Relationship coaching is much about understanding the cause and effect each person has on the relationships in their life. When someone comes to me with a problem they want to solve, we are on the front end of a very interesting journey. And it quickly becomes a journey the client did not expect. But isn’t that the purpose of coming to a coach? You’ve tried what you can and it has not worked. A coach can introduce a more pragmatic process that will look at the entire situation. You see, most people tend to not understand that they likely caused or significantly contributed to the problem they are trying to solve. Their is no such thing as an impartial observer. The observer influences the outcome of the event they observe. We are constantly modifying the motivations, thoughts, feelings, and behaviors of other people as we interact with them. Experiments dating back to the sixties have proven this over and over again.
Most suffering in our life comes from dysfunctional, unsatisfying or failed relationships. Any part of your life where you are interacting with a person is where a relationship is occurring, and this includes with yourself. We have relationships with our colleagues, managers and bosses, customers, and neighbors - and obviously with our family and friends. We tell ourselves stories about who we are and who other people are. These stories are constructed through our lens of the world and our point of view. So when someone does not fit in this story we have created we get frustrated or wonder why they have changed. This can get us anxious, disappointed, shocked, angry or just questioning. This is a lot of energy to spend when someone has done nothing expect not follow the script we wrote for them, a script they often know nothing about.
What should you do when you find yourself in a dysfunctional relationship, or even just a tense moment with a loved one? So far in this article I have concluded that you are actually part of the problem, as much as that sucks to hear, it is true and I’ll explain why. I have also noted that much dissatisfaction will come from behavior in the other person that does not match your story. It is easy to believe that the way we are is totally unrelated to how others behave. But when you encounter a situation you make three unconscious decisions. 1) What you focus on, 2) What it means to you, and 3) What do you do to create your desired results. Let’s break this down to see how you can work through a difficult relationship challenge. This will help us to understand why attempted solutions in the past may have actually made the problem worse. Sometimes our attempted solution actually becomes bigger than the problem we want to solve.
1. The first step in changing a dysfunctional/unsatisfying relationship is to change our focus and look underneath the obvious problem and focus on the underlying need. Most often the conflict that exists is not the cause of our dissatisfaction, but the result of our needs not being met in the relationship. This is where you adjust what you are focusing on. Suppose a person in your life seems to have a short fuse and lashes out at you unexpectedly. Your focus immediately goes to this unexpected response. I’d suggest the focus should shift to understanding what need is currently not being met with that person.
2. When you get this response, you determine what it means to you. Since you are an individual, I believe you are self-determined and you are who you conceive yourself to be. As a coach I respect that, and it is a founding principle in my relationship with you. But we can loose sight of this with people with whom we are familiar with and in relationship. When that person lashes out at you, you may determine that it means they are being disrespectful and selfish. Maybe you are observing a pattern that has played to for years. And part of this pattern is your response to act on the meaning you have assigned. Do you engage and escalate, or do you shut down and leave?

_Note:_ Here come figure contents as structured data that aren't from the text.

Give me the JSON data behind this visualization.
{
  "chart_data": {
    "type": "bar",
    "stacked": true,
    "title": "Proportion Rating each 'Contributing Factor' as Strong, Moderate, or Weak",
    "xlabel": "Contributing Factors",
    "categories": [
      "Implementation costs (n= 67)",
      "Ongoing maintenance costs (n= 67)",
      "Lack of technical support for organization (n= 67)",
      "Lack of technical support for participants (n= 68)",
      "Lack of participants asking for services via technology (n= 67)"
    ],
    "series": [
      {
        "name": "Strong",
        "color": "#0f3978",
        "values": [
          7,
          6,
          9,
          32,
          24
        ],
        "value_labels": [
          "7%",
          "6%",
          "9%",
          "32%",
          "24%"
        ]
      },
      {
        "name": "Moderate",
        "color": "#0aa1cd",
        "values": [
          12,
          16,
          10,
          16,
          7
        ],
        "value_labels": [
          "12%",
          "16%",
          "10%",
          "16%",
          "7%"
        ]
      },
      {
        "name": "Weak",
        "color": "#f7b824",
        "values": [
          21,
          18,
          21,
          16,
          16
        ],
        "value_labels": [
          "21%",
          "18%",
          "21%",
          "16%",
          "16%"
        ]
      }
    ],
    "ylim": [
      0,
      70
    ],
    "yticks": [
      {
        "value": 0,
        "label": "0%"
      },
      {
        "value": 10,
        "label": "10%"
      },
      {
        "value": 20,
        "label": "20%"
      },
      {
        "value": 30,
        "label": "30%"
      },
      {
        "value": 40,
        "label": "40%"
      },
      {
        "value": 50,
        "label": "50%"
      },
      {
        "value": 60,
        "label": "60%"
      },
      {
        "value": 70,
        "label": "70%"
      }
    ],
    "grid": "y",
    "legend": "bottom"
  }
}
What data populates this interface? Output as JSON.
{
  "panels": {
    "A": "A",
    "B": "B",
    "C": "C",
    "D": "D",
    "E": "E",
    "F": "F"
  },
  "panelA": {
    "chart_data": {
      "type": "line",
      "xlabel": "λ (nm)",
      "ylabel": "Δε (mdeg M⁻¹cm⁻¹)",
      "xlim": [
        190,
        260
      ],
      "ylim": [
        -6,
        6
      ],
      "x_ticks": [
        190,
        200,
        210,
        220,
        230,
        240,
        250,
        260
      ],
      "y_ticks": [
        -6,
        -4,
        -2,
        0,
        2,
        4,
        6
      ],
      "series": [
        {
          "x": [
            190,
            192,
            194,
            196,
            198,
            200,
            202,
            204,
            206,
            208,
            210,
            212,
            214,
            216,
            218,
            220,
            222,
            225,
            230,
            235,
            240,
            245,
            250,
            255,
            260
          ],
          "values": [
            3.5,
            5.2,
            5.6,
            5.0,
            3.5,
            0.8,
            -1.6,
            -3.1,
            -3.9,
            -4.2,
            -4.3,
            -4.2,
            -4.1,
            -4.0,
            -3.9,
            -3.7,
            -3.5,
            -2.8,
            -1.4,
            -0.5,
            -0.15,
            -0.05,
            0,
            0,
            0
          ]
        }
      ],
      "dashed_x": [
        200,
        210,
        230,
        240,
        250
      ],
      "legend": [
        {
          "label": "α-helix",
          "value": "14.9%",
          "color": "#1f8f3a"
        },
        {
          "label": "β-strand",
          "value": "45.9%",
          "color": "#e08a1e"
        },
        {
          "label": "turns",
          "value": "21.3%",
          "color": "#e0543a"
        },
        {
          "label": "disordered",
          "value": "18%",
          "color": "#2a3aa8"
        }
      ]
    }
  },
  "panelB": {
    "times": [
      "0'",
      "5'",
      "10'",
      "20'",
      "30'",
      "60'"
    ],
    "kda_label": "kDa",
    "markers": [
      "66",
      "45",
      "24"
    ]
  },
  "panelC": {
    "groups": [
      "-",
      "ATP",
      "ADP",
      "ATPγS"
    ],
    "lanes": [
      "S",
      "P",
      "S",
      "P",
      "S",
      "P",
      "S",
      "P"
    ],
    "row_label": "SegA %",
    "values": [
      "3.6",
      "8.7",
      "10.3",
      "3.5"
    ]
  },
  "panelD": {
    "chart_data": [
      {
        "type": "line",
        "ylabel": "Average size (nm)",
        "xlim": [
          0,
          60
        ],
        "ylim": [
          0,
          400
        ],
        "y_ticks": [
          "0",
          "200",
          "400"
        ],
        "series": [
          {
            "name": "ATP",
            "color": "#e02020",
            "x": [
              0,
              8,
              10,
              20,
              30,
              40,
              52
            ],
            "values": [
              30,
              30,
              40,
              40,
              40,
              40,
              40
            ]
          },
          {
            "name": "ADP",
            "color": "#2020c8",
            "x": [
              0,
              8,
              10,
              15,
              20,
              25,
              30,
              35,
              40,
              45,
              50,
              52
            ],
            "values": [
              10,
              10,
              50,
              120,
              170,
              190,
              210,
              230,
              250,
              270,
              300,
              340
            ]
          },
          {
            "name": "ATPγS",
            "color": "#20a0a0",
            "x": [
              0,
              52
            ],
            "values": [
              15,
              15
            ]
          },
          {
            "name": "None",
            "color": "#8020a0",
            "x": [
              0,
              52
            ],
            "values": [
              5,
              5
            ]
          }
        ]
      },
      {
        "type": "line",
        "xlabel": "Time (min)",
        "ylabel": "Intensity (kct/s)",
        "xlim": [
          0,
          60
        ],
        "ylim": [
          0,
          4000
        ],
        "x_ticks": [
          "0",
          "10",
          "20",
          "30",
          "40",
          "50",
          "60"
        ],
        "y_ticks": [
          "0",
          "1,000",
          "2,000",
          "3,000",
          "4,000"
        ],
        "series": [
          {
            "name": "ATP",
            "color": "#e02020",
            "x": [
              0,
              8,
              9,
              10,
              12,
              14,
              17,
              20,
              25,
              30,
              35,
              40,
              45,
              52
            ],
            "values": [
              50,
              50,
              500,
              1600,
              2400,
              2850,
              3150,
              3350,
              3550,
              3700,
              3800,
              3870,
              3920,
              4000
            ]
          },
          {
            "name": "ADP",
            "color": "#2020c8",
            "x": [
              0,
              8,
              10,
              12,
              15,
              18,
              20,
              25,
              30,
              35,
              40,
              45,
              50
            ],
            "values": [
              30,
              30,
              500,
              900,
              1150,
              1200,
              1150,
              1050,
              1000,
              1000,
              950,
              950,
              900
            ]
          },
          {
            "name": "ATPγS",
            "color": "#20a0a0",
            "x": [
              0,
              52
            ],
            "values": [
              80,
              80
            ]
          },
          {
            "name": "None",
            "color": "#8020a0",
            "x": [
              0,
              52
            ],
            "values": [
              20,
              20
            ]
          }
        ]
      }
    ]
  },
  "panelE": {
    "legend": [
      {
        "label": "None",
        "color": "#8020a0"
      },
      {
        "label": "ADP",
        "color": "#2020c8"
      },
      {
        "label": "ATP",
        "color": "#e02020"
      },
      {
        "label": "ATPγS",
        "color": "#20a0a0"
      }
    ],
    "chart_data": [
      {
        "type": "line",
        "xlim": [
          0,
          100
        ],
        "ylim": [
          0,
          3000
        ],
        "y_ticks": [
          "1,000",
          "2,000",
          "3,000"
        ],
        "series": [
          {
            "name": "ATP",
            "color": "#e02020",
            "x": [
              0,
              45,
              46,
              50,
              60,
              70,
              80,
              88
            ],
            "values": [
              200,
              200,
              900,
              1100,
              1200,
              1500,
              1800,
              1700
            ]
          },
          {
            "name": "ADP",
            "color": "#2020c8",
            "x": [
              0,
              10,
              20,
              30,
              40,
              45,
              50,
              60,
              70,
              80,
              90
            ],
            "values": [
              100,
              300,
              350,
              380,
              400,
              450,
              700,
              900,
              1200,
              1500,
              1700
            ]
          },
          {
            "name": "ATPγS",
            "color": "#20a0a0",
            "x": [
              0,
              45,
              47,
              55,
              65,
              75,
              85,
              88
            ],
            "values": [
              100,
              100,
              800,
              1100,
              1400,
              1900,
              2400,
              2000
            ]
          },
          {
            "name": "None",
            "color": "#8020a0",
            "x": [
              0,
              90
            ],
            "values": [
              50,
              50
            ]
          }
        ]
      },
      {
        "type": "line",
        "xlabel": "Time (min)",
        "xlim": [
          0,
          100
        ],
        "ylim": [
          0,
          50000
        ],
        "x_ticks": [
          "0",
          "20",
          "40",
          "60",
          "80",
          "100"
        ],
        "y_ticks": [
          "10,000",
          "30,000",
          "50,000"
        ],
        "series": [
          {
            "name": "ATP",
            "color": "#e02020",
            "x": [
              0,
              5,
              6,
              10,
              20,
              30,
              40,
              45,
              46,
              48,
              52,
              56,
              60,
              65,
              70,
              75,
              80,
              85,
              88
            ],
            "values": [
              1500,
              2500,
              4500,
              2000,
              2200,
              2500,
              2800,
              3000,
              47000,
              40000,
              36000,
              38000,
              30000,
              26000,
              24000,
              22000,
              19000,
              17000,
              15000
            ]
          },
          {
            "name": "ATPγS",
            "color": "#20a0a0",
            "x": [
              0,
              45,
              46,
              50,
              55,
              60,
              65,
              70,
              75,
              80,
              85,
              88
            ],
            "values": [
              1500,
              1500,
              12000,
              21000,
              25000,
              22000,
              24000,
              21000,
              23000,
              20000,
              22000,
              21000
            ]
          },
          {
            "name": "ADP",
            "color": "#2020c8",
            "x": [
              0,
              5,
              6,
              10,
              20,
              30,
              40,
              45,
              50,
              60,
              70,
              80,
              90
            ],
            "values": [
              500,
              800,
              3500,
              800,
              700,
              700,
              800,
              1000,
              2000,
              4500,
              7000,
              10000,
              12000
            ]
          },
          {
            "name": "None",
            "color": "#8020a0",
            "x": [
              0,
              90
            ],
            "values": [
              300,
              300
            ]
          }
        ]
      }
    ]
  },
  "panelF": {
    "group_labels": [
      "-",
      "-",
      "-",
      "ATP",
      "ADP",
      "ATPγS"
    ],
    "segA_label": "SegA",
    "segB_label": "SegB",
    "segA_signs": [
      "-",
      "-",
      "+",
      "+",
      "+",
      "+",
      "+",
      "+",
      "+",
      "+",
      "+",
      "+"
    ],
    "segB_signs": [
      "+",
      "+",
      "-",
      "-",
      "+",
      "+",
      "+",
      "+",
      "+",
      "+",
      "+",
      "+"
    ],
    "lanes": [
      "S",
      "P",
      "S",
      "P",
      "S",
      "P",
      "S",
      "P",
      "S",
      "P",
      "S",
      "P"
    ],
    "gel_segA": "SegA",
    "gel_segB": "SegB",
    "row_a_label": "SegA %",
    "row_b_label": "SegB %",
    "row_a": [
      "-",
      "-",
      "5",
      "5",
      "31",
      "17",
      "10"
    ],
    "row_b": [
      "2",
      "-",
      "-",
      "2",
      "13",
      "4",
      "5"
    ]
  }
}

3. What do you do to create your desired result? That is the third unconscious decision you are making in this interaction. Is your desired result peace? Or is it to be right and get the last word in? I would suggest that neither of these are optimal in this situation. Seeking peace by letting it slide may just delay an inevitable confrontation in the future. And getting the last word in is code for a big blow-up right now. Maybe your desired result should be just what you would want in that situation; understanding. Your desired result will be to let the other person know they are heard and understood. That is one of the top three core elements of satisfying relationship, to be understood by the other person.
In this article we used the example of someone unexpectedly lashing out at you. This is usually the result of them telling you, albeit rather poorly, that one or more of their needs are not being met. The other person may be feeling insignificant at the moment and your action or question triggered them. Or maybe they are feeling a lack of connection with you at the moment and they are crying out for more attention. Have you done something lately to make them feel this way? Every story has a beginning, middle and end. The lashing out in this story is not the beginning, but the middle. How did it begin? What role did you play in the beginning of this story. And more importantly how are you going to let it end?
By understanding and addressing the underlying need that is not being met will give you a clue into how to best respond. When you understand and meet the top needs of anyone, you will have bonded. And when you decide your top need and desired outcome is love and connection in your relationships, you will begin to see amazing results and feel incredible satisfaction in all of the relationships in your life.